Tout d’abord on reste frappé par l’excellence de cet orchestre prestigieux, pas toujours très connu, à la sonorité claire, brillante, qui propose un Mozart à la couleur traditionnelle, si on compare l’approche des Musiciens du prince-Monaco, dont la sonorité sur instruments anciens tranche. Mais justement, entendre ce Mozart sur instruments modernes aiguisait l’écoute, permettait des comparaisons entre le caractère presque rassurant d’une écoute habituelle, et la forêt profonde et surprenante de l’approche historiquement informée.
Un son aiguisé, très net, brillant, assez carré, sous la direction d’un Paavo Järvi très rigoureux, au geste précis, permettait de répondre avec brio et même allégresse à la symphonie KV 297 « Parisienne », composée par Mozart durant son séjour à Paris, alors qu’il avait 22 ans (1778) sur commission de Joseph Legros pour le « Concert Spirituel ». L’œuvre, écrite pour un orchestre plus important en nombre que ce qu’il connaissait à Salzbourg, a connu assez rapidement le succès, dès les premiers concerts parisiens puisque qu’après le dernier, Mozart, écrit-il à son père, est allé se récompenser en dégustant une glace au Palais Royal.
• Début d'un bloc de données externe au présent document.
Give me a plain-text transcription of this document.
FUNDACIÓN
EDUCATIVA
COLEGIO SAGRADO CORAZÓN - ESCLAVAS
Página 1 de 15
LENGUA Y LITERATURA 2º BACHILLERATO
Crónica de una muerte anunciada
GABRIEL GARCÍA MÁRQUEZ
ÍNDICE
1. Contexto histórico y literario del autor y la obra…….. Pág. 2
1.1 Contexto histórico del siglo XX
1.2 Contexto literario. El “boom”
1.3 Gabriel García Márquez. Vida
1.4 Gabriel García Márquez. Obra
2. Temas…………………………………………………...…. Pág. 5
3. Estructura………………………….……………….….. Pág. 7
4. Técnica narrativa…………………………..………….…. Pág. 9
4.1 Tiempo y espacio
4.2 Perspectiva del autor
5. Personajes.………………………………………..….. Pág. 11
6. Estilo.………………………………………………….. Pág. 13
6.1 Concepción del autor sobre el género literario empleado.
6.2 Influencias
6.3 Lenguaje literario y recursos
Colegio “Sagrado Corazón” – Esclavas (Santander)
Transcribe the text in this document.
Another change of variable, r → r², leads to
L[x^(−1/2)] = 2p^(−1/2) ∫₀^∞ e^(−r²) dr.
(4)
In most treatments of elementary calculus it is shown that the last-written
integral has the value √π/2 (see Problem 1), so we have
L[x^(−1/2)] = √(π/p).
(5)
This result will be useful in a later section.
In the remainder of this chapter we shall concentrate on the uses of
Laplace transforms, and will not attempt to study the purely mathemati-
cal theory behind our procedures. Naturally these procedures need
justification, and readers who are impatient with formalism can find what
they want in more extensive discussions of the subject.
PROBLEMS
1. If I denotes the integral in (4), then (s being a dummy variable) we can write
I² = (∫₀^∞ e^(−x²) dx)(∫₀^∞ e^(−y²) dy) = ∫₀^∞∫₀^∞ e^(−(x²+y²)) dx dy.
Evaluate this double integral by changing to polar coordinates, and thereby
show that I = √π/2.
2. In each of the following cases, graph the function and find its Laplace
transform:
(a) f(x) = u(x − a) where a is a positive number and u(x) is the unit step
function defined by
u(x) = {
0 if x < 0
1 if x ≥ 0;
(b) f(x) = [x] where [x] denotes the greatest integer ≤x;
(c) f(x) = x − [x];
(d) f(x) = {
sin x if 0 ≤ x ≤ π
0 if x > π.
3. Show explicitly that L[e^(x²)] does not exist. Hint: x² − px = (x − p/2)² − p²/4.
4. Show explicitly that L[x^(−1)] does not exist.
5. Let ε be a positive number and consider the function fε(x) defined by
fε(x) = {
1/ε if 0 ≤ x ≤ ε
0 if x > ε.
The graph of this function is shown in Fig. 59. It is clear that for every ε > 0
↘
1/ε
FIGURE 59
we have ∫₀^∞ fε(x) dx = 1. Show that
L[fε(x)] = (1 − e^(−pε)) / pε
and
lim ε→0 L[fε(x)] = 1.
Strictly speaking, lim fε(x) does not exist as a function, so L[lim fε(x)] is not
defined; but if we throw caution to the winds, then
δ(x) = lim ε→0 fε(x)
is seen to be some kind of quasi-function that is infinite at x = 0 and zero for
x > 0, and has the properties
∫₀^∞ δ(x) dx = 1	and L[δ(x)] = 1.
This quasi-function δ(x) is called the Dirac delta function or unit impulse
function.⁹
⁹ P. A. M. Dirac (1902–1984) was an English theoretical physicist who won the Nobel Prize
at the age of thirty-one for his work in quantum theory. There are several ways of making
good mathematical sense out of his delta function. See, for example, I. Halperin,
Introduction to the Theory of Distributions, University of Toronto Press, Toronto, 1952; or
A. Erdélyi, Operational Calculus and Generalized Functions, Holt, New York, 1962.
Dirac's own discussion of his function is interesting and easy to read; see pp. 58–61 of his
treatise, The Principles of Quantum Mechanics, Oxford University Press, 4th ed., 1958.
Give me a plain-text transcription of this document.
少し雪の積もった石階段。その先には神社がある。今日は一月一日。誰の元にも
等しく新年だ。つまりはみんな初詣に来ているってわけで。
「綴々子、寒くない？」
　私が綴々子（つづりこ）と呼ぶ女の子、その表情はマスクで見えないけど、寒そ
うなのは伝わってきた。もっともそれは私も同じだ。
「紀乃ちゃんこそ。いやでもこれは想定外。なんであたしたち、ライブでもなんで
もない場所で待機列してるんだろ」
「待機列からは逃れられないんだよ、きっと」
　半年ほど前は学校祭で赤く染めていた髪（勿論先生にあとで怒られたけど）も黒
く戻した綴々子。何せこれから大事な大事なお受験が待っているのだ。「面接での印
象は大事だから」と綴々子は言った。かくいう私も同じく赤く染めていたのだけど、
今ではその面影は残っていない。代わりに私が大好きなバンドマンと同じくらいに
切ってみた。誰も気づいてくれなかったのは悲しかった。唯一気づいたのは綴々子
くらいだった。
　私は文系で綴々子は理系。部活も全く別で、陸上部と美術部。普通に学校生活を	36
Riche en contrastes, au son assez puissant, la symphonie comprend des audaces mélodiques et des moments d’une particulière élégance que l’orchestre sait souligner avec grande souplesse et fluidité, notamment dans l’andante central. Le final ouvert par une brutale rupture de dynamique, qui ravit les premiers auditeurs, est ici conduit avec une grande clarté, laissant apparaître la complexité de la partition, la variété des entrelacs sonores, et avec une énergie soutenue sans toutefois jamais être débordante. Paavo Järvi maintient un cadre rigoureux et serré. Rien de trop…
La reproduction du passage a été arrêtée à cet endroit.